The purpose of this account is not to beat up on NOAA scientists or Rod Sando. But it needs to be noted that the conference demonstrated again that fish management continues to be seriously out of phase with the people who pay fish recovery bills, and that good salmon news hasn't made any discernible difference so far. Following Bruce Suzumoto's remark, it also showed that scientists haven't come to terms with record runs.
Following are notes on what some panelists had to say. Lorri Bodi believes that among contending parties, there is 80 percent agreement and 20 percent remaining at issue. That's an interesting observation, but I can't decide whether it's good news or not. Rob Walton of NOAA Fisheries Salmon Recovery calls for a definition of recovery--a noble idea that needs to be tried for all of its difficulty.
NOAA Fisheries Science Center economist Mark Plummer made an engaging luncheon speech that began with the observation that fussy babies can often be soothed by wrapping them in swaddling clothes--something that he related metaphorically to science and fish and wildlife policy development. Fish and wildlife policy makers would like to be comforted by being swaddled in science, Plummer said, but that's of questionable policy value.
Jack Ohman of The Oregonian brought no cartoons for which he is deservedly famous. He said that the salmon situation reminds him of the chaotic situation in the Middle East and has him wondering who the salmon wars Yasser Arafat might be.
Jack Kaeding, executive director of FishFirst, quoted one of that volunteer organization's fish scientist resources to the effect that the record runs need to spur efforts to improve spawning habitat so that a flood of adults will have enough places to spawn. Jim Veseley of The Seattle Times made a graceful and intelligent speech relating our concern for salmon runs to our regional affinity for "wilderness in our backyards." Larry Cassidy of the Power & Conservation Council (and incoming chair of the Pacific Salmon Commission) pointed out that fish counts over Bonneville may be of interest, but "recovery is in the watersheds."

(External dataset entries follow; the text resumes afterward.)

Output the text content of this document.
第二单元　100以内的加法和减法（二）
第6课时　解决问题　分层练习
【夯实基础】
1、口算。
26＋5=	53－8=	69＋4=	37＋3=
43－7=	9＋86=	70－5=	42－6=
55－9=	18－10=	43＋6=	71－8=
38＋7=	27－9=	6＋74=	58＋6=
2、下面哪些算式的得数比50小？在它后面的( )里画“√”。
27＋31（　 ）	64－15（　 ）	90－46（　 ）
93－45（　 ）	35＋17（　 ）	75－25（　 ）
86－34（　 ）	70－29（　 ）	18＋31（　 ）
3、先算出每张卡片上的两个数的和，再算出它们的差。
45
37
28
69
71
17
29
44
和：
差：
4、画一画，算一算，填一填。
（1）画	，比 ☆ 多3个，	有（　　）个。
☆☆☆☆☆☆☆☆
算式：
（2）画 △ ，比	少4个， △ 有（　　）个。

John Esler of Portland General, who chairs the Oregon Fish & Wildlife Commission, picked part of the cast and hosted the final forum group, which included Liz Hamilton of the NW Sportsfishers Association, Bill Rudolph of NW Fishletter, Greg Delwiche of BPA, Plummer, Rick George of the Umatilla fish program, Sando and Bob Lohn, NOAA fisheries regional director. Forum members were responsive to audience questions, but in the model of NW public discussions, didn't mix it up among themselves. Lohn of course has no difficulty in saying that record runs may be with us for some time.
I pitched in with a challenge to something related to a question from Umatilla Coop's articulate manager Steve Eldrige, which was, how long will recovery continue? There was talk of the need for re-emphasized recovery programs in good times to prepare the region for the "trough" of the next downturn. The logic here is that if good times only mean you need to redouble efforts in anticipation of a dreaded trough to come, then recovery would last forever. I can't remember much in the way of an answer.

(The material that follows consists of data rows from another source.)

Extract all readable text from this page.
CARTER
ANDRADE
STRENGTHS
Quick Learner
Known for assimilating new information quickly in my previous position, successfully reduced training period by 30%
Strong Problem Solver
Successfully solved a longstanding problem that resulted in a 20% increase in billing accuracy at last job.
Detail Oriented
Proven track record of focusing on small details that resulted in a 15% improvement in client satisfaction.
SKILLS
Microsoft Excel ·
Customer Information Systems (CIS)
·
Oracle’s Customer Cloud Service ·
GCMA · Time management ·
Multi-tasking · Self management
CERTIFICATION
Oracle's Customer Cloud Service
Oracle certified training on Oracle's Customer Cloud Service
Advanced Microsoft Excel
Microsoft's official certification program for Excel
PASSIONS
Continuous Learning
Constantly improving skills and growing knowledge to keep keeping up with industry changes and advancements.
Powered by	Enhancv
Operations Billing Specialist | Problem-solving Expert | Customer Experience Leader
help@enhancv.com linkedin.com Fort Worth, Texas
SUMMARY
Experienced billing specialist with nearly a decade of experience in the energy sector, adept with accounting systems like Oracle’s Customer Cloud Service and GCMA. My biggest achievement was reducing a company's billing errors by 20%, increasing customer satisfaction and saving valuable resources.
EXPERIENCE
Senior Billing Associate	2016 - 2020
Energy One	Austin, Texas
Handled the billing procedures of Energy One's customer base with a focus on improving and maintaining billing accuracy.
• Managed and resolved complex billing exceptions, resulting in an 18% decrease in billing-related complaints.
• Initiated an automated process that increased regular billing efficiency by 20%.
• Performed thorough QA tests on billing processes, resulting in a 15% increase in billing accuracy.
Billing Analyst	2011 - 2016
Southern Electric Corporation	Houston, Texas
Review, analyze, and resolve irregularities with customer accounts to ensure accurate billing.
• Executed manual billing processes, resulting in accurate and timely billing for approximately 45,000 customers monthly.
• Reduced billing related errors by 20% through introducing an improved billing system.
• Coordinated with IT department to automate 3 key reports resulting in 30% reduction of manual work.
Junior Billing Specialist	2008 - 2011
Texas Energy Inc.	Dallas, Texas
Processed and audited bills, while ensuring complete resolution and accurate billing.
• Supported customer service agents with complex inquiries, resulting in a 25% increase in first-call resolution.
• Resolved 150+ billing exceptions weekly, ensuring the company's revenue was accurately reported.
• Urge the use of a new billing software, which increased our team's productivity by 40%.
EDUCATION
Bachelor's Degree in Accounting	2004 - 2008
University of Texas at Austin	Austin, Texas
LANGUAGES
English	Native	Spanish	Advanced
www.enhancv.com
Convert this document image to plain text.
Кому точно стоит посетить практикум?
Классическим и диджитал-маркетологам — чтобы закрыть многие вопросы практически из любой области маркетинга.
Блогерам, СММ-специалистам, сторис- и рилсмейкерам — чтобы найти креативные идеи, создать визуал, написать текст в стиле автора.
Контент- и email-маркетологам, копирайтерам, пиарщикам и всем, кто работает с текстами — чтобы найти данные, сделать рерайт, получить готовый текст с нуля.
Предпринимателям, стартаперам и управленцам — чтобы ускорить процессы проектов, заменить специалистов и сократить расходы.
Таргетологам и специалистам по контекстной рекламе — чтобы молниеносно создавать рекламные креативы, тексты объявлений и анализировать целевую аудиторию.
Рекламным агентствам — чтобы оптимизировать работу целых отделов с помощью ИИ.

Conferences are not negotiating sessions to reach consensus on truth, beauty and salmon recovery. The purpose of the conference was to get attention paid to new recovery directions in light of big runs, and my take on it all in personal observations and in talking with some who attended was that it was a pretty good show. There is talk about follow-up events for which you are invited to stay tuned.

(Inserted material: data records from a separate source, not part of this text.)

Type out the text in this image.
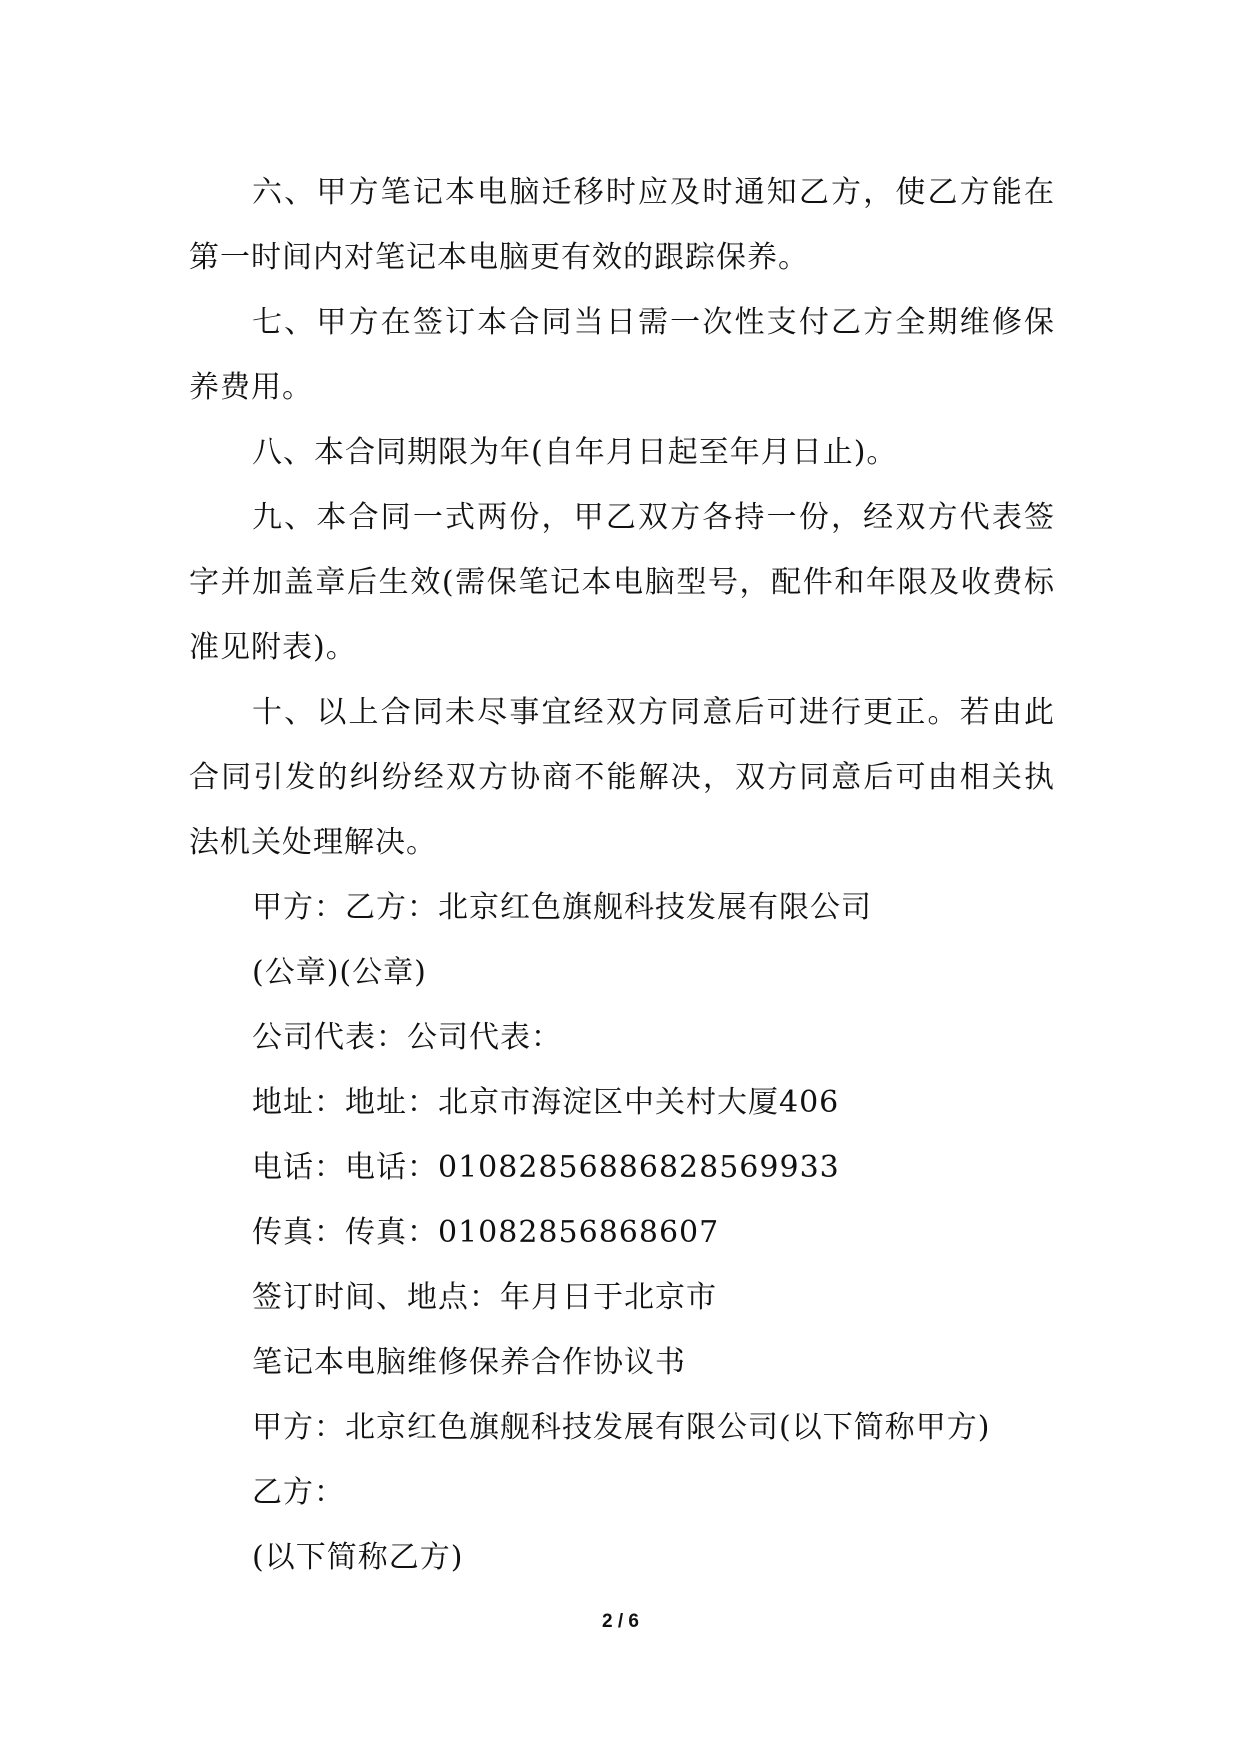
六、甲方笔记本电脑迁移时应及时通知乙方，使乙方能在第一时间内对笔记本电脑更有效的跟踪保养。

七、甲方在签订本合同当日需一次性支付乙方全期维修保养费用。

八、本合同期限为年(自年月日起至年月日止)。

九、本合同一式两份，甲乙双方各持一份，经双方代表签字并加盖章后生效(需保笔记本电脑型号，配件和年限及收费标准见附表)。

十、以上合同未尽事宜经双方同意后可进行更正。若由此合同引发的纠纷经双方协商不能解决，双方同意后可由相关执法机关处理解决。

甲方：乙方：北京红色旗舰科技发展有限公司

(公章)(公章)

公司代表：公司代表：

地址：地址：北京市海淀区中关村大厦406

电话：电话：01082856886828569933

传真：传真：01082856868607

签订时间、地点：年月日于北京市

笔记本电脑维修保养合作协议书

甲方：北京红色旗舰科技发展有限公司(以下简称甲方)

乙方：

(以下简称乙方)

2 / 6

And as for the runs from my non-scientist lumper take, let me offer the following. When we shut down our FishWeb for the season at the end of October, Bonneville Dam counts totaled 918,073 chinook adults and 75,137 jacks--this comparing to 10-year averages of 333,166 and 45,197. At Lower Granite, 98,607 adults and 20,799 jacks had transited, which compares with 10-year averages of 38,050 and 5,271.
Let discussions of new directions continue.